Renewing The Church. Forget About It!

Here goes a very short article.  I’m speed reading yet another book about renewing the church by a respected author with his heart and pen in the right place.  It’s all good advice, and very well intended.  If pastors and parish administrators paid any attention to it, they would probably reap the benefits, but, of course, they won’t.
I think we ought to dump all of it, and just get on with the business of proclaiming the gospel day by day.  Everyone who enters the church door should be told about God in Christ Jesus as if they had never heard of him before.  Those who are new to their faith should be introduced to it in simple but not unsophisticated terms.  Those who are further along should find their education about Christianity, and their development as disciples, advanced step by step. That’s it.  Amen!
Forget about most everything else.  Focus on that.  There is one caveat.  Be loyal to your tradition.  I am an Episcopalian, a little on the high church side.  It’s important to me that I proclaim, without apology, the gospel within the context of our Anglican tradition.  

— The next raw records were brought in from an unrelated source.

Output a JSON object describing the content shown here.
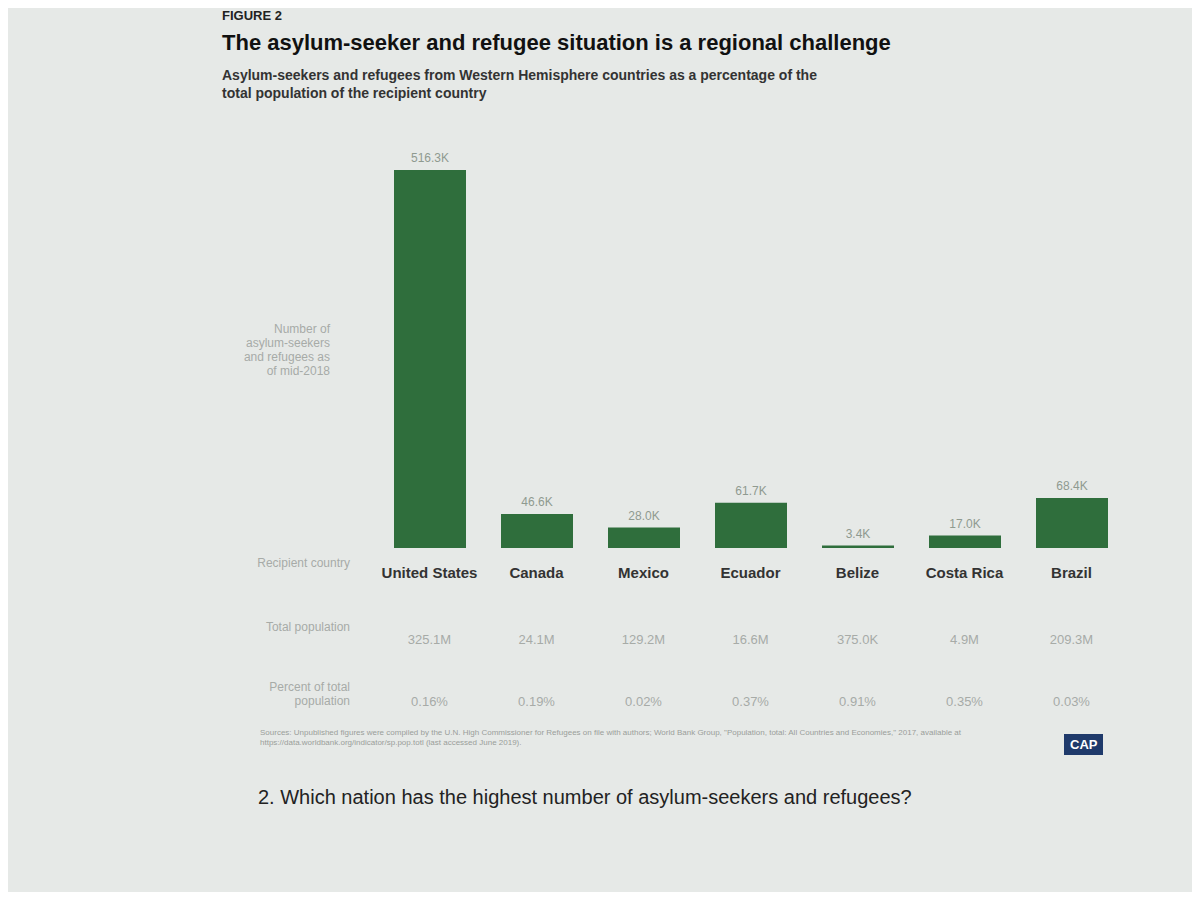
{
  "chart_data": {
    "type": "bar",
    "figure_label": "FIGURE 2",
    "title": "The asylum-seeker and refugee situation is a regional challenge",
    "subtitle": "Asylum-seekers and refugees from Western Hemisphere countries as a percentage of the total population of the recipient country",
    "y_label": "Number of asylum-seekers and refugees as of mid-2018",
    "categories": [
      "United States",
      "Canada",
      "Mexico",
      "Ecuador",
      "Belize",
      "Costa Rica",
      "Brazil"
    ],
    "values": [
      516.3,
      46.6,
      28.0,
      61.7,
      3.4,
      17.0,
      68.4
    ],
    "value_labels": [
      "516.3K",
      "46.6K",
      "28.0K",
      "61.7K",
      "3.4K",
      "17.0K",
      "68.4K"
    ],
    "data_labels": true,
    "color": "#2f6e3c",
    "tick_labels": "x",
    "grid": false,
    "row_labels": {
      "category": "Recipient country",
      "population": "Total population",
      "percent": "Percent of total population"
    },
    "total_population": [
      "325.1M",
      "24.1M",
      "129.2M",
      "16.6M",
      "375.0K",
      "4.9M",
      "209.3M"
    ],
    "percent_of_total": [
      "0.16%",
      "0.19%",
      "0.02%",
      "0.37%",
      "0.91%",
      "0.35%",
      "0.03%"
    ]
  },
  "source": "Sources: Unpublished figures were compiled by the U.N. High Commissioner for Refugees on file with authors; World Bank Group, \"Population, total: All Countries and Economies,\" 2017, available at https://data.worldbank.org/indicator/sp.pop.totl (last accessed June 2019).",
  "logo": "CAP",
  "question": "2. Which nation has the highest number of asylum-seekers and refugees?"
}
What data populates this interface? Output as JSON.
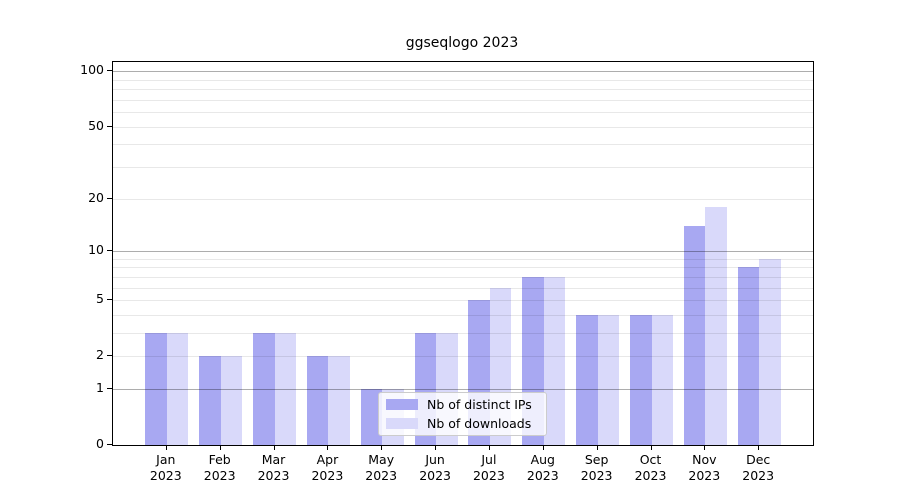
{
  "chart_data": {
    "type": "bar",
    "title": "ggseqlogo 2023",
    "categories": [
      "Jan",
      "Feb",
      "Mar",
      "Apr",
      "May",
      "Jun",
      "Jul",
      "Aug",
      "Sep",
      "Oct",
      "Nov",
      "Dec"
    ],
    "year_label": "2023",
    "series": [
      {
        "name": "Nb of distinct IPs",
        "color": "#a8a8f2",
        "values": [
          3,
          2,
          3,
          2,
          1,
          3,
          5,
          7,
          4,
          4,
          14,
          8
        ]
      },
      {
        "name": "Nb of downloads",
        "color": "#d9d9fa",
        "values": [
          3,
          2,
          3,
          2,
          1,
          3,
          6,
          7,
          4,
          4,
          18,
          9
        ]
      }
    ],
    "yscale": "log1p",
    "ylim": [
      0,
      112.5
    ],
    "y_tick_values": [
      0,
      1,
      2,
      5,
      10,
      20,
      50,
      100
    ],
    "y_major_gridlines": [
      1,
      10,
      100
    ],
    "y_minor_gridlines": [
      2,
      3,
      4,
      5,
      6,
      7,
      8,
      9,
      20,
      30,
      40,
      50,
      60,
      70,
      80,
      90
    ],
    "grid": true,
    "legend_position": "lower center",
    "colors": {
      "axis": "#000000",
      "major_grid": "rgba(0,0,0,0.32)",
      "minor_grid": "rgba(0,0,0,0.09)",
      "background": "#ffffff"
    }
  }
}
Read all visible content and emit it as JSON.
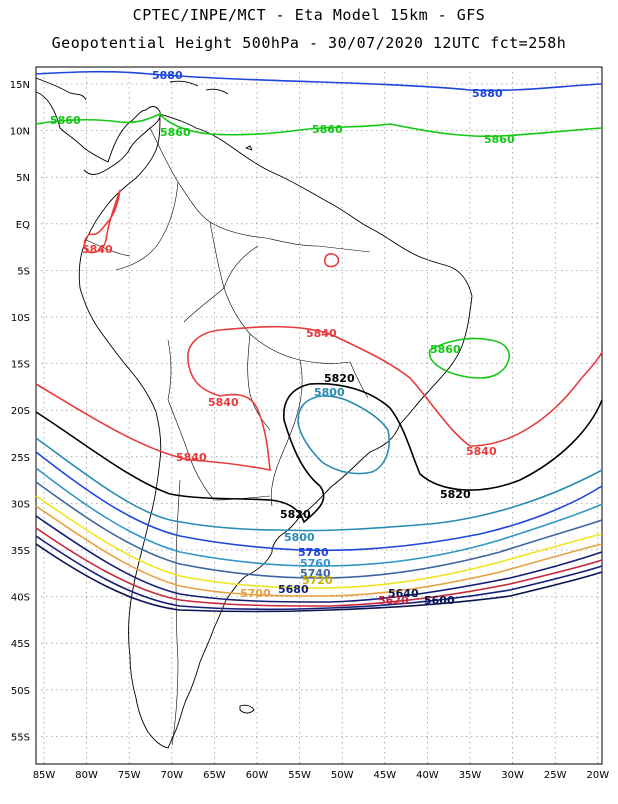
{
  "header": {
    "line1": "CPTEC/INPE/MCT  -   Eta Model 15km  -  GFS",
    "line2": "Geopotential Height 500hPa  -  30/07/2020 12UTC fct=258h"
  },
  "axes": {
    "lat_labels": [
      "15N",
      "10N",
      "5N",
      "EQ",
      "5S",
      "10S",
      "15S",
      "20S",
      "25S",
      "30S",
      "35S",
      "40S",
      "45S",
      "50S",
      "55S"
    ],
    "lon_labels": [
      "85W",
      "80W",
      "75W",
      "70W",
      "65W",
      "60W",
      "55W",
      "50W",
      "45W",
      "40W",
      "35W",
      "30W",
      "25W",
      "20W"
    ]
  },
  "colors": {
    "c5860_green": "#12c812",
    "c5880_blue": "#1e46dc",
    "c5840_red": "#e83c3c",
    "c5820_black": "#000000",
    "c5800_teal": "#2a8cb4",
    "c5780_blue": "#1e46dc",
    "c5760_teal": "#3296c8",
    "c5740_slate": "#3c64a0",
    "c5720_yellow": "#f0e61e",
    "c5700_orange": "#e8a040",
    "c5680_navy": "#141e78",
    "c5660_crimson": "#c8283c",
    "c5600_navy": "#0a1450",
    "coast": "#000000",
    "grid": "#9a9a9a"
  },
  "contour_labels": [
    {
      "id": "l5880a",
      "text": "5880"
    },
    {
      "id": "l5880b",
      "text": "5880"
    },
    {
      "id": "l5860a",
      "text": "5860"
    },
    {
      "id": "l5860b",
      "text": "5860"
    },
    {
      "id": "l5860c",
      "text": "5860"
    },
    {
      "id": "l5860d",
      "text": "5860"
    },
    {
      "id": "l5860e",
      "text": "5860"
    },
    {
      "id": "l5840a",
      "text": "5840"
    },
    {
      "id": "l5840b",
      "text": "5840"
    },
    {
      "id": "l5840c",
      "text": "5840"
    },
    {
      "id": "l5840d",
      "text": "5840"
    },
    {
      "id": "l5840e",
      "text": "5840"
    },
    {
      "id": "l5820a",
      "text": "5820"
    },
    {
      "id": "l5820b",
      "text": "5820"
    },
    {
      "id": "l5820c",
      "text": "5820"
    },
    {
      "id": "l5800a",
      "text": "5800"
    },
    {
      "id": "l5800b",
      "text": "5800"
    },
    {
      "id": "l5780",
      "text": "5780"
    },
    {
      "id": "l5760",
      "text": "5760"
    },
    {
      "id": "l5740",
      "text": "5740"
    },
    {
      "id": "l5720",
      "text": "5720"
    },
    {
      "id": "l5700",
      "text": "5700"
    },
    {
      "id": "l5680",
      "text": "5680"
    },
    {
      "id": "l5640",
      "text": "5640"
    },
    {
      "id": "l5620",
      "text": "5620"
    },
    {
      "id": "l5600",
      "text": "5600"
    }
  ]
}
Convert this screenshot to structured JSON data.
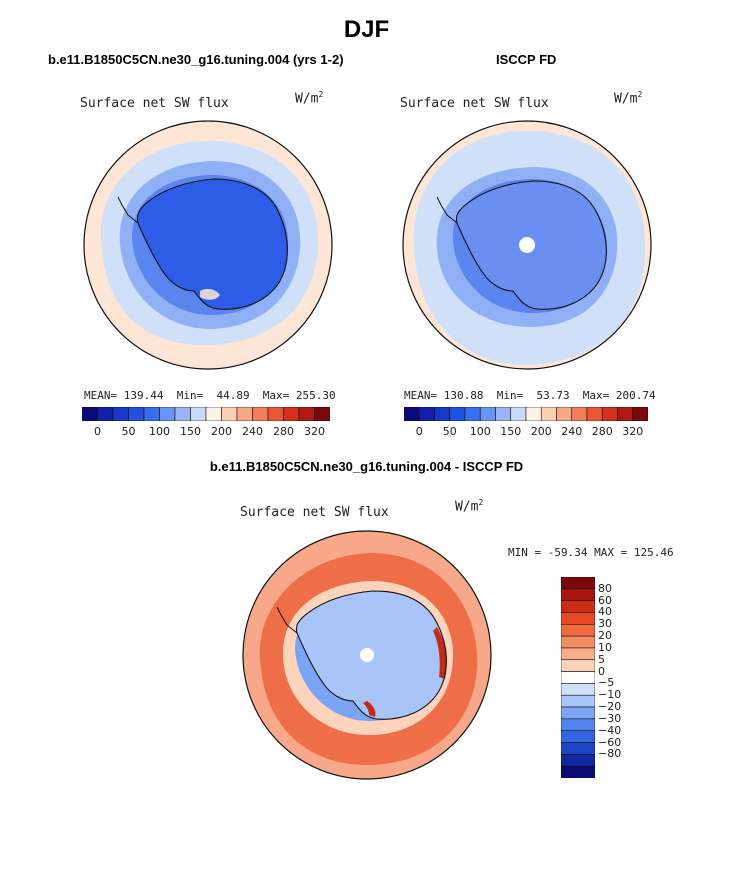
{
  "figure": {
    "title": "DJF",
    "difference_title": "b.e11.B1850C5CN.ne30_g16.tuning.004 - ISCCP FD"
  },
  "panels": [
    {
      "title": "b.e11.B1850C5CN.ne30_g16.tuning.004 (yrs 1-2)",
      "variable": "Surface net SW flux",
      "units_base": "W/m",
      "units_exp": "2",
      "stats": "MEAN= 139.44  Min=  44.89  Max= 255.30"
    },
    {
      "title": "ISCCP FD",
      "variable": "Surface net SW flux",
      "units_base": "W/m",
      "units_exp": "2",
      "stats": "MEAN= 130.88  Min=  53.73  Max= 200.74"
    },
    {
      "title": "",
      "variable": "Surface net SW flux",
      "units_base": "W/m",
      "units_exp": "2",
      "stats": "MIN = -59.34 MAX = 125.46"
    }
  ],
  "colorbar_abs": {
    "colors": [
      "#0a0a7a",
      "#1020a8",
      "#1838c8",
      "#2050e0",
      "#3a6ef0",
      "#6a94f5",
      "#9ab6f8",
      "#c8daf8",
      "#fff3e8",
      "#fcd0b4",
      "#f8a886",
      "#f47e5a",
      "#ea5632",
      "#d4301c",
      "#ac1a12",
      "#7a0a0a"
    ],
    "labels": [
      "0",
      "50",
      "100",
      "150",
      "200",
      "240",
      "280",
      "320"
    ]
  },
  "colorbar_diff": {
    "colors": [
      "#7a0a0a",
      "#a81410",
      "#cc2c14",
      "#e64820",
      "#f06a40",
      "#f48c62",
      "#f8ae88",
      "#fcd4bc",
      "#ffffff",
      "#d0e0fa",
      "#a8c4f8",
      "#7ca4f4",
      "#5284ee",
      "#3264e4",
      "#1e44c8",
      "#1228a0",
      "#0a0a78"
    ],
    "labels": [
      "80",
      "60",
      "40",
      "30",
      "20",
      "10",
      "5",
      "0",
      "−5",
      "−10",
      "−20",
      "−30",
      "−40",
      "−60",
      "−80"
    ]
  },
  "map_palette": {
    "ocean_pale": "#fde6d6",
    "light_blue": "#cfe0f8",
    "mid_blue": "#8fb0f4",
    "blue": "#5a84ee",
    "deep_blue": "#2d5de6",
    "red_light": "#f6a888",
    "red": "#ee6e48",
    "red_dark": "#c42a18",
    "coast": "#111111"
  }
}
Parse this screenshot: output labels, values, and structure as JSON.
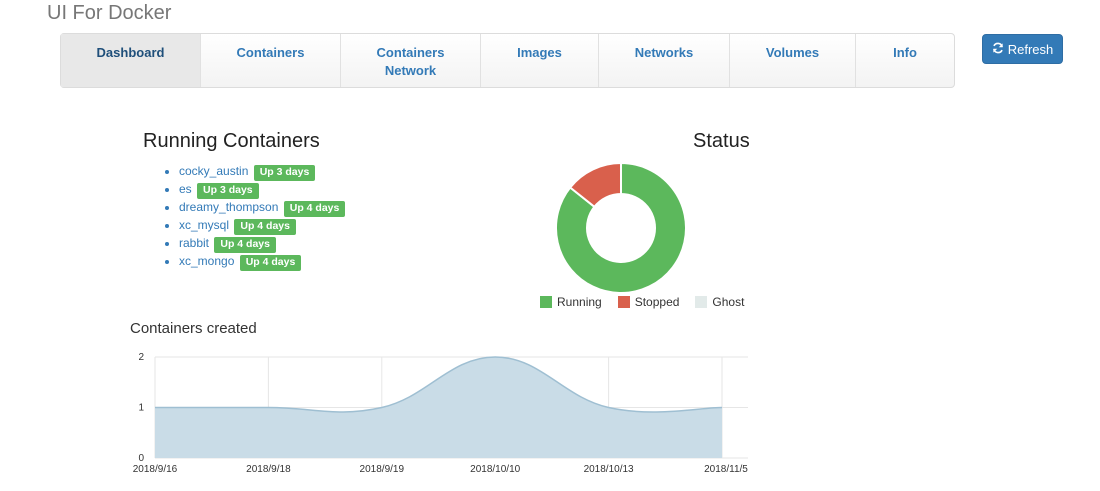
{
  "app_title": "UI For Docker",
  "nav": {
    "items": [
      {
        "label": "Dashboard",
        "active": true
      },
      {
        "label": "Containers"
      },
      {
        "label": "Containers Network"
      },
      {
        "label": "Images"
      },
      {
        "label": "Networks"
      },
      {
        "label": "Volumes"
      },
      {
        "label": "Info"
      }
    ],
    "refresh_label": "Refresh",
    "refresh_icon": "refresh-icon"
  },
  "running_containers": {
    "title": "Running Containers",
    "items": [
      {
        "name": "cocky_austin",
        "uptime": "Up 3 days"
      },
      {
        "name": "es",
        "uptime": "Up 3 days"
      },
      {
        "name": "dreamy_thompson",
        "uptime": "Up 4 days"
      },
      {
        "name": "xc_mysql",
        "uptime": "Up 4 days"
      },
      {
        "name": "rabbit",
        "uptime": "Up 4 days"
      },
      {
        "name": "xc_mongo",
        "uptime": "Up 4 days"
      }
    ]
  },
  "status": {
    "title": "Status",
    "colors": {
      "running": "#5cb85c",
      "stopped": "#d9604c",
      "ghost": "#e2eae9"
    }
  },
  "containers_created": {
    "title": "Containers created"
  },
  "chart_data": [
    {
      "type": "pie",
      "title": "Status",
      "categories": [
        "Running",
        "Stopped",
        "Ghost"
      ],
      "values": [
        6,
        1,
        0
      ],
      "colors": [
        "#5cb85c",
        "#d9604c",
        "#e2eae9"
      ],
      "legend": "bottom"
    },
    {
      "type": "area",
      "title": "Containers created",
      "categories": [
        "2018/9/16",
        "2018/9/18",
        "2018/9/19",
        "2018/10/10",
        "2018/10/13",
        "2018/11/5"
      ],
      "values": [
        1,
        1,
        1,
        2,
        1,
        1
      ],
      "ylim": [
        0,
        2
      ],
      "yticks": [
        0,
        1,
        2
      ],
      "grid": true,
      "fill_color": "#c9dce7",
      "line_color": "#9fbfd2"
    }
  ]
}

That can be a problem if people in the congregation don’t know what the denomination stands for, and what it stands for counts.  It’s important.  Some years ago we had a few active members in a congregation I served who were determined to make it into a conservative evangelical place.  Why?  I never knew, but it was wrong.  It’s not that we have only one way of doing things.  Here and there we Episcopalians tolerate congregations that enjoy living in the make believe world of medieval Salisbury England, and that’s OK as long as they keep it to themselves.  Others are so self righteously open minded that it’s hard to know what their theology is, and that’s OK too in its own place and time.  What keeps it together is the center that wobbles around Virginia Seminary Protestantism and General Seminary Catholicism, both firmly rooted in Anglican tradition.  
Having said that, the Episcopal Church’s triennial convention, charged with maintaining the center while it evolves under the guidance of the Holy Spirit to speak to a changing world, vacuums up enormous amounts of energy and cash.  For the most part it’s an exercise in futility enjoyed to the hilt by select minions who revel in bureaucratic, quasi legislative, minutiae that, in the Bard’s words, amount to sound and fury signifying nothing.  Only infrequently does anything that happens there have an impact on what goes on in the daily life of an average congregation.  It’s not that the institution is unimportant, it is very important.  We need it, and we need it to be as tidy and efficient as possible, doing what it can to provide a forum for theological conversation, and to create helpful resources for local use.  Sometimes it does that, but not often.  Mostly it’s just in the way. 
So back to the book, and almost all other books like it.  It wants to speak to the whole church, but it speaks mostly to urban – suburban congregations, many with multiple staff.  That’s nice, but most of our congregations have ASA of under fifty served by one clergy who may not be full time.  What help they need with institutional renewal can be provided best informally by qualified persons giving on site counsel.  Even more than that, they need a little guidance on ways to better proclaim the gospel, educate new and veteran believers, and stay out of trouble over the basics of church administration.  

Proclaim the gospel from within your tradition and don’t worry so much about the rest of it.